Bispos do Chile: há um profundo mal-estar que deve ser compreendido
Pope - Cidade do Vaticano
Foram dias de violência não habitual, mas é somente o resultado de décadas de um sistema socioeconómico que ruiu no Chile sexta-feira passada, 18 de outubro. As manifestações coletivas dos últimos anos que pediam melhorias nos setores da saúde, do trabalho, da previdência social, da educação, habitacional e dos transportes tiveram sequência, na última semana, com uma maciça manifestação de protesto devido ao aumento da passagem do metrô.
Foi a centelha que acendeu a atmosfera desdobrando-se em atos de violência em vários setores de Santiago, a moderna capital chilena, mas também uma das cidades socialmente mais segregadas e com maiores desigualdades da América Latina.
O primeiro dia de protestos deixou 14 estações do metrô destruídas, além de 10 edifícios, locais comerciais e estruturas públicas dadas às chamas e este domingo (20/10), várias pessoas mortas nos incêndios deflagrados em diferentes setores, fruto de grupos que com atos vandálicos, reivindicando a luta pela justiça, destruíram sobretudo infraestruturas úteis para os menos favorecidos.
Estado de emergência
A reação do governo foi tardia e ao tempo em que as desordens aumentavam nas ruas principais, nas redes sociais as críticas à liderança política se agravaram contra o poder executivo e contra o Congresso Nacional. Desse modo, em poucas horas os atos de violência se multiplicaram em várias cidades do Chile, junto a centenas de mobilizações sociais espontâneas em vários bairros.
Através de manifestações pacíficas chamadas “cacerolazos” (panelaços), tornou-se evidente que, sem justificar a violência, a sociedade chilena está cansada com a iniquidade que impediu que o renomado desenvolvimento econômico do país melhore as condições de vida para os cidadãos. Sobretudo para aqueles que vivem nas periferias territoriais e existenciais.
Para restabelecer a segurança e a ordem social, o presidente da nação, Sebastián Piñera, decretou sexta-feira passada estado de emergência em algumas cidades. E embora a medida tenha sido aplaudida por aqueles que pedem mão dura contra a delinquência das últimas horas, contra os incontroláveis saqueios de supermercados, bancos e depredações públicas, para outros esta decisão foi como tentar apagar o fogo com gasolina. Sobretudo porque a sociedade chilena ainda não se recuperou dos duros anos de repressão durante a ditadura que durou de 1973 a 1990.
A voz dos bispos
Nas horas precedentes ao primeiro toque de recolher decretado pelo governo, que limitou a circulação pública no sábado à noite, os bispos chilenos publicaram uma declaração.

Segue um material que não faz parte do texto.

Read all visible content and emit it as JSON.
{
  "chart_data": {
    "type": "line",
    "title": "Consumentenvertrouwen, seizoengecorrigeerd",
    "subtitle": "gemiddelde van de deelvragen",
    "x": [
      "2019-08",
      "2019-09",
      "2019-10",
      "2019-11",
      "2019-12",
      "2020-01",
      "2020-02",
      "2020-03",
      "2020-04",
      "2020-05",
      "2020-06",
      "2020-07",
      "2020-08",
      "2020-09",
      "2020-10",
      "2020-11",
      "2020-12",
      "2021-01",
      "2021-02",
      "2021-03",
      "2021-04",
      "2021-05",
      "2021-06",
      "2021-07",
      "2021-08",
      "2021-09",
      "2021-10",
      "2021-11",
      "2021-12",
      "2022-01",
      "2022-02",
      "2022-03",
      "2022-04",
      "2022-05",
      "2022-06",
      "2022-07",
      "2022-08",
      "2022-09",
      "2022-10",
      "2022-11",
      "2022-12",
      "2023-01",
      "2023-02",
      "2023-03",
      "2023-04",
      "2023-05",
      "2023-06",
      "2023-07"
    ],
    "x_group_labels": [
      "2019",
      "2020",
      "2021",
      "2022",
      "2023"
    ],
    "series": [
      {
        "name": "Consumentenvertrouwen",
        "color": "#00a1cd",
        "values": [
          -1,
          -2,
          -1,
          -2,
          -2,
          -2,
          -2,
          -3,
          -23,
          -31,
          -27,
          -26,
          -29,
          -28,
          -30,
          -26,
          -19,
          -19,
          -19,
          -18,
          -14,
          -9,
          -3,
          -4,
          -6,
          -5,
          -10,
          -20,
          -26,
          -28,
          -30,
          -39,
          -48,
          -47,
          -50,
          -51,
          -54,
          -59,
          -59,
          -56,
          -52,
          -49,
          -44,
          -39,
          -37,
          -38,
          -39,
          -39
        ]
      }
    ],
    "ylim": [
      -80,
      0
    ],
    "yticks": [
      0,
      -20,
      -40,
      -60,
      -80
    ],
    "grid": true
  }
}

Nela, descreveram os eventos recentes como dolorosos e traumáticos e reconheceram que estes “fazem parte de um processo que estamos atravessando há décadas e que tem consequências profundamente humanas que não podemos ignorar”.
Por esse motivo, além de condenar veementemente a violência, lançaram um apelo a unir a vontade das autoridades e dos líderes sociais para compreender o cenário complexo e buscar soluções.
Todavia, ressaltaram que isso deve se verificar com a participação da maioria dos cidadãos. Os pastores da Igreja católica no Chile, falando também em primeira pessoa, afirmaram que aqueles que exercem a liderança no país devem “compreender o profundo mal-estar das pessoas e das famílias, atingidas por medidas iníquas e decisões arbitrárias que dizem respeito à vida delas de cada dia e por práticas diárias que consideram abusivas, porque atingem sobretudo os grupos mais vulneráveis”.
A violência mata a paz”
Horas antes, o administrador apostólico de Santiago, Dom Celestino Aós, ofmCap, transmitira um vídeo nas redes sociais no qual afirmava que “a paz do Chile é tarefa e responsabilidade de cada um de nós. Uma paz baseada na verdade, respeito e justiça. A violência enfraquece e mata a paz. Por esse motivo sentimo-nos entristecidos, feridos, quando vemos os efeitos da violência destes dias”.
A última ação tomada pelo governo foi voltar atrás na readequação do preço da passagem do metrô. Enquanto isso, as aulas nas escolas e nas universidades estão suspensas, os serviços de transporte funcionam precariamente e o toque de recolher está se difundindo em outras cidades, segundo um modelo de presença militar e de polícia que com dificuldade desencoraja os propugnadores da violência de seus atos e os cidadãos de suas manifestações pública de dissenso.